Earlier today I wrote about the implications of an important new archeological discovery that highlights the 3,000-year-old Jewish heritage in East Jerusalem. Such finds have political significance specifically because the whole focus of Palestinian nationalism has been to deny Jewish ties to the land and to attempt to rewrite history in such a way as to expunge the historicity and continuity of the Jewish presence.

But the reason why this issue is so important was brought home again today by a statement coming from Robert Serry, the United Nations Special Coordinator for the Middle East Peace Process. In it, Serry went out of his way to condemn the recently announced National Heritage Plan announced by Israeli Prime Minister Benjamin Netanyahu because two ancient Jewish religious shrines were included in the list of sites to be preserved and protected. Serry objected to the inclusion of Rachel’s Tomb outside Bethlehem and the Cave of the Patriarchs in Hebron in the list of essential places in Jewish history, because the two are in the West Bank and thus, in his view, “occupied Palestinian territory.” The fact that they are located on land that is subject to dispute between the two parties is of no interest to the UN official who, despite his status as a peace mediator, is ready to dictate where the borders of a putative Palestinian state must be. But Serry’s argument is not merely one of borders, because in the same statement he claimed that the sites “are of historical and religious significance not only to Judaism but also to Islam, and to Christianity as well.”

It is true that Christians and Muslims have an intrinsic interest in any biblical site. And since Muslims, like Jews, consider Abraham to be one of their patriarchs, they have a religious stake in the Cave of the Patriarchs. But Muslims have never been willing to share this most ancient of Jewish shrines with other faiths. Throughout the history of Muslim control of the land of Israel, through the Ottoman era and even during the time of British rule, Jews were forbidden to enter the cave and were, instead, constrained to ascend no higher than the seventh step of the entrance to the sacred place. Jewish prayer inside the cave only resumed in June 1967, after the Israeli conquest of Hebron, after which the two religions have shared the place despite the history of tension and bloodshed in the Hebron area.
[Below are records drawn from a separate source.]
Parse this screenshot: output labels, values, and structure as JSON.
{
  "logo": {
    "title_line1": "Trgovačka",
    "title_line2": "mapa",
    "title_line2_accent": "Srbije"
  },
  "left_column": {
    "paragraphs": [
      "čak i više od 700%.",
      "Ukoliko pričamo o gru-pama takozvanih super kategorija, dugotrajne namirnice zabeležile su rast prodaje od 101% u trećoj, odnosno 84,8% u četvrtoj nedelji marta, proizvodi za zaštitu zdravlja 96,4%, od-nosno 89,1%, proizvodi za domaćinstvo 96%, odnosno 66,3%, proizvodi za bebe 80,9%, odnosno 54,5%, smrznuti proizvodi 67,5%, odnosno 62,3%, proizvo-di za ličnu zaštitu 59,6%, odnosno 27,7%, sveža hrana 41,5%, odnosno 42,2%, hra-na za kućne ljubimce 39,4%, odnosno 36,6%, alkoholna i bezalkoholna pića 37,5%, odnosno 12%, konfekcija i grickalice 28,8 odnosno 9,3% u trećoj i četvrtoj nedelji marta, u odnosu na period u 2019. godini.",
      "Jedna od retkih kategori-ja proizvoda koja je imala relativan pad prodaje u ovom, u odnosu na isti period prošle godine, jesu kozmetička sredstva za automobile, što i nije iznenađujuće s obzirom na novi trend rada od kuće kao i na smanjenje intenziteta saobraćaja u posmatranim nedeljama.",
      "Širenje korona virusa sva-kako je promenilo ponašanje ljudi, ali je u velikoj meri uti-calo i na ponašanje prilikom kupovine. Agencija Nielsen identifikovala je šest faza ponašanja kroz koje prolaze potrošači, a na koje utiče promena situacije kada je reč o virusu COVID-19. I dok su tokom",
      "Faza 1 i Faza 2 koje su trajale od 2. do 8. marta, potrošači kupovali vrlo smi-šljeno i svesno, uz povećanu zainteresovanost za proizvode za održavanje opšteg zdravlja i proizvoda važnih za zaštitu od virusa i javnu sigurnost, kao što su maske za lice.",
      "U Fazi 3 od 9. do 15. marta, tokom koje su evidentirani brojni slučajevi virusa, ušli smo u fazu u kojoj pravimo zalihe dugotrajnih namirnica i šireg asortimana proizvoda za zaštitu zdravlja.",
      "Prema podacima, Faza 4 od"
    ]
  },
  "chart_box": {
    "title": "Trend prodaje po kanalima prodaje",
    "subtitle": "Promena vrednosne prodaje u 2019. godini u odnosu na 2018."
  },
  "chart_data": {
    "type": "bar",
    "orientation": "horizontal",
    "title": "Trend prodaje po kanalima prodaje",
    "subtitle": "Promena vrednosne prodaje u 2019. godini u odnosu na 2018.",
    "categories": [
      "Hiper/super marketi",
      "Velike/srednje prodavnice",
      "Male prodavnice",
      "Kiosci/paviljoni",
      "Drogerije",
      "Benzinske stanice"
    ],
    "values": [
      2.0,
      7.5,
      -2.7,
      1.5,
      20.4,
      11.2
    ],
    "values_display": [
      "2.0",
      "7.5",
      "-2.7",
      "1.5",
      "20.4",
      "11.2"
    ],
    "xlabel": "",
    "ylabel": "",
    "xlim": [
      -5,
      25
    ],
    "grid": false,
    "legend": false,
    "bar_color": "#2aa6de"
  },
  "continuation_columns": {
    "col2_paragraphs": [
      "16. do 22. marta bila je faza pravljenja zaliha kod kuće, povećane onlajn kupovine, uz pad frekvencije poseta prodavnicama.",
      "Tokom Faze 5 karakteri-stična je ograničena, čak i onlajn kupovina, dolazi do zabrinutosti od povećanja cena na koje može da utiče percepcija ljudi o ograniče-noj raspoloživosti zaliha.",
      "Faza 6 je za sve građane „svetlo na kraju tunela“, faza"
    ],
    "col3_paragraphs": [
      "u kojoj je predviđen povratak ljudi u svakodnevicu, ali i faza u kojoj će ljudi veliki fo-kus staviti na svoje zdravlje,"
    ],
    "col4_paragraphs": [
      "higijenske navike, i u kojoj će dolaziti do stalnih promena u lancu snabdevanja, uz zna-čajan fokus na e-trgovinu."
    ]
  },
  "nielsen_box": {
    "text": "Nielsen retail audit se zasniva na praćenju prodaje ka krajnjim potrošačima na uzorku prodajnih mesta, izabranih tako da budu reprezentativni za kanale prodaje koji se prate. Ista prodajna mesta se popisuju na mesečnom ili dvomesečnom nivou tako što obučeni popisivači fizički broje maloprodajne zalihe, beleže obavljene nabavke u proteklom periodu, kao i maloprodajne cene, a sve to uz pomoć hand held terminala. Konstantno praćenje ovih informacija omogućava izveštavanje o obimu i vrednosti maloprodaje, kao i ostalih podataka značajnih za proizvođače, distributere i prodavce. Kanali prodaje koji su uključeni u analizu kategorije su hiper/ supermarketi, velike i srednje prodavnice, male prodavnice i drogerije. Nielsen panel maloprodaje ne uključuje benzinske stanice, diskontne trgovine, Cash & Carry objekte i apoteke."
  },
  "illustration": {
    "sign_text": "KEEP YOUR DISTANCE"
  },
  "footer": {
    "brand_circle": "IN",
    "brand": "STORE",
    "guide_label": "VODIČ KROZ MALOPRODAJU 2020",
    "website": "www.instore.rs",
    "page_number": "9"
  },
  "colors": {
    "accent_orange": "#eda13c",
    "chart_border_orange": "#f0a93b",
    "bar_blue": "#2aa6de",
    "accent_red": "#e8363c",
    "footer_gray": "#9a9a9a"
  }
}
As for Rachel’s Tomb, it is simply a lie to consider it anything but a Jewish synagogue. No faith but Judaism has ever held worship services in the place or considered it a shrine. Palestinian propaganda that has attempted to portray it as some sort of a Muslim site are of recent vintage and utterly false.

But much like the history of the Western Wall in Jerusalem, where Jews were forbidden even to visit while it was under Muslim sovereignty from 1949 to 1967 during Jordan’s illegal occupation of East Jerusalem, the only thing that has guaranteed Jewish access to both the Hebron and Bethlehem sites has been Israel’s control of these areas. Moreover, and this is a crucial point, the only time in the history of Jerusalem or Bethlehem or Hebron that these religious sites have been kept free and open to all visitors of all faiths has been the 42 years since the Six-Day War. Netanyahu’s Heritage Plan is no threat to other faiths, because only Israel is committed to religious freedom and the protection of all religious shrines.

Should the UN coordinator have his way and Rachel’s Tomb or the Cave of the Patriarchs ever fall under the control of the Palestinian Authority, let alone Hamas, we know very well what would happen. Joseph’s Tomb in Nablus, a longtime site of Jewish worship and study, was sacked and burned by a Palestinian mob aided and abetted by PA policemen in 2000 at the outset of the second intifada. The PA has prevented the reconstruction of the site. An ancient synagogue in Jericho, also under PA control, met the same fate.

By opposing the Jewish Heritage Plan, the UN isn’t merely sniping at Netanyahu. It is signaling its backing of a Palestinian and Muslim approach to the history of the land in which Judaism is systematically erased. If indeed Serry and the UN are actually interested in preserving these sites for members of all faiths to visit, rather than in merely chasing the Jews out of them, the only formula for their preservation lies in continued Israeli control.